# Best brush for spar varnish



## TERRY365PAINTER (Jul 26, 2009)

Just checking to see what other painters use for spars and poly . Tried woosters 
Brushes . White china brushes ? Etc


----------



## TJ Paint (Jun 18, 2009)

TERRY365PAINTER said:


> Just checking to see what other painters use for spars and poly . Tried woosters
> Brushes . White china brushes ? Etc


I hand make mine and got a beaver tail supplier from the Ukon that supplies my bristles, then I fly down to the Amazon for my Rosewood handles. Those Indians on the river give me a great deal. 

I have the best oil brushes this side of the milkyway.


----------



## daArch (Mar 15, 2008)

White china is great, but I've used top quality black china too with perfect results (back when Purdy made good brushes).

The tool does make a difference, but I find the method of application more important. The correct amount of mineral spirits added and the weather always seemed to me to of great importance. And obviously the brand of varnish is critical.

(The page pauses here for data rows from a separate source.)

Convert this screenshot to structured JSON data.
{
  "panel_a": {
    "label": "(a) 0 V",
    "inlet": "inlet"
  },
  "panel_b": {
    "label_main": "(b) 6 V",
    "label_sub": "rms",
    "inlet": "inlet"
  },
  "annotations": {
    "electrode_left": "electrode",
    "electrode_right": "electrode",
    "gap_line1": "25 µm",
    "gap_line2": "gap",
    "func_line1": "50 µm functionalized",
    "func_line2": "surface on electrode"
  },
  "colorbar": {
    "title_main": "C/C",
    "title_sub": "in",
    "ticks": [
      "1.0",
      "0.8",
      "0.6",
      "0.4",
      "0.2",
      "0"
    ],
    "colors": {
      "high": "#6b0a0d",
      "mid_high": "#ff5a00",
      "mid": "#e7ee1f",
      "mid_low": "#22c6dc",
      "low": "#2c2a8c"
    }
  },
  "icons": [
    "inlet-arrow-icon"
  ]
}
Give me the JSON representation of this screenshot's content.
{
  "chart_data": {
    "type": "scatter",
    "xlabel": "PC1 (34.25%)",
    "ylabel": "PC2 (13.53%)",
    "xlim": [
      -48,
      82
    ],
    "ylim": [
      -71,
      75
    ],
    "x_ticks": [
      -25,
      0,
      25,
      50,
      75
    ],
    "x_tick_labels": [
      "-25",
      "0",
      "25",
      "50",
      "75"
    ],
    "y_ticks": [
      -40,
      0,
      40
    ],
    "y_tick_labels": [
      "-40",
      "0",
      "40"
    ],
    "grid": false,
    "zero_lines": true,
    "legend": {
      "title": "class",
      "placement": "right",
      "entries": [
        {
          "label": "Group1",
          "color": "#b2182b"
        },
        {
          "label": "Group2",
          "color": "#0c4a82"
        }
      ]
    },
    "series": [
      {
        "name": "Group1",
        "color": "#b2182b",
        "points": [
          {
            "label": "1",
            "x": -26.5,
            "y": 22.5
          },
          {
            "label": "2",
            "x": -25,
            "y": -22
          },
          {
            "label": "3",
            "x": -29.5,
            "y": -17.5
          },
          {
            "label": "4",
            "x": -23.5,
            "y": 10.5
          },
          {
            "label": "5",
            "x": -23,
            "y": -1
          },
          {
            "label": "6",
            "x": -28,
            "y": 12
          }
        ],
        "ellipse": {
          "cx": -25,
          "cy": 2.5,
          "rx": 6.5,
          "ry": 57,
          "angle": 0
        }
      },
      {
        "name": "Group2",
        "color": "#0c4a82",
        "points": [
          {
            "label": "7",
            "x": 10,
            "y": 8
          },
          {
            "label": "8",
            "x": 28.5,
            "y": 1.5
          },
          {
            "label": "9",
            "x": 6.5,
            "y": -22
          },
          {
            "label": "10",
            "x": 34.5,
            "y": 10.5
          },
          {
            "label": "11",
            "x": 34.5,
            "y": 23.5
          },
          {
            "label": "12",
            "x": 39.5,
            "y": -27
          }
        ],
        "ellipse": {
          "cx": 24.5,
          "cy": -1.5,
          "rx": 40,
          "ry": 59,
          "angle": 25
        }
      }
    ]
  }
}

(BTW, don't ask about the time I used turpentine to thin)


----------



## ReNt A PaInTeR (Dec 28, 2008)

I do pretty much everything with this kind of paint brush. Except for stain


----------



## AbsolutePainting (Feb 9, 2011)

Wooster, ultra/pro, firm, lindbeck


----------



## TERRY365PAINTER (Jul 26, 2009)

I tend to like the white china , been using man of war spar . I thin a bit ,but not always depends on the temp.


----------



## mpminter (Mar 21, 2011)

I like a purdy syntox for clear finishes, although you might try a corona chinex. I like those more all the time


----------



## vermontpainter (Dec 24, 2007)

We use badgers.


----------



## DeanV (Apr 18, 2007)

vermontpainter said:


> We use badgers.


Are they harder to train than oxen?


----------



## daArch (Mar 15, 2008)

vermontpainter said:


> We use badgers.


Hogs taste better than the badgers. Badgers are tough and gamy.


----------



## Wolfgang (Nov 16, 2008)

I just buy the cheaper Purdy 3" Swans, (with the copper ferrule). They lay the product out nicely and once they are used for it, that's all they stay in - no using for anything else.


----------



## malarz (Aug 1, 2011)

I use Omega. Expensive but worth it.


----------



## StevenH (Sep 7, 2009)

I have at least 10 white china brushes for specific use. two for glaze, 3 for oil based varnish. 2 for oil based stain. One for shellac.


----------



## OraarO (Oct 19, 2007)

vermontpainter said:


> We use badgers.


We don't need no stinking badgers.:thumbup:

I like the Chinex brushes for just about everything these days.


----------



## DHlll (Dec 22, 2010)

*any old road kill will do*

been making my finish brushes out of road kill squirrel lately. dam they are good brushes. Brush loads up nice and lays out like pudding. I sent some out to Jack Paul to do a demo and waiting for his synopsis.


----------



## IHATE_HOMEDEPOT (May 27, 2008)

*Purdy Ox-O-Thin*


----------



## jennifertemple (Oct 30, 2011)

I have been refinishing fine furniture for some years now, almost any good quality brush works for me. As it happens, I prefer a well crafted synthetic. The most important factors are the quality of the product, the weather but most important is the skill of the applicator. I have found a light and steady hand over long strokes gives the best result but I must confess, it took a LOT of practice. Because I grind and re-coat several times before giving the final polish, it is essential that a urethane or varnish finish be applied as evenly as possible or risk breaking through an earlier layer. If I do that and I have to strip it down and start again. The indents of the brush marks indicate where I have come to firmly in contact with the wood.


----------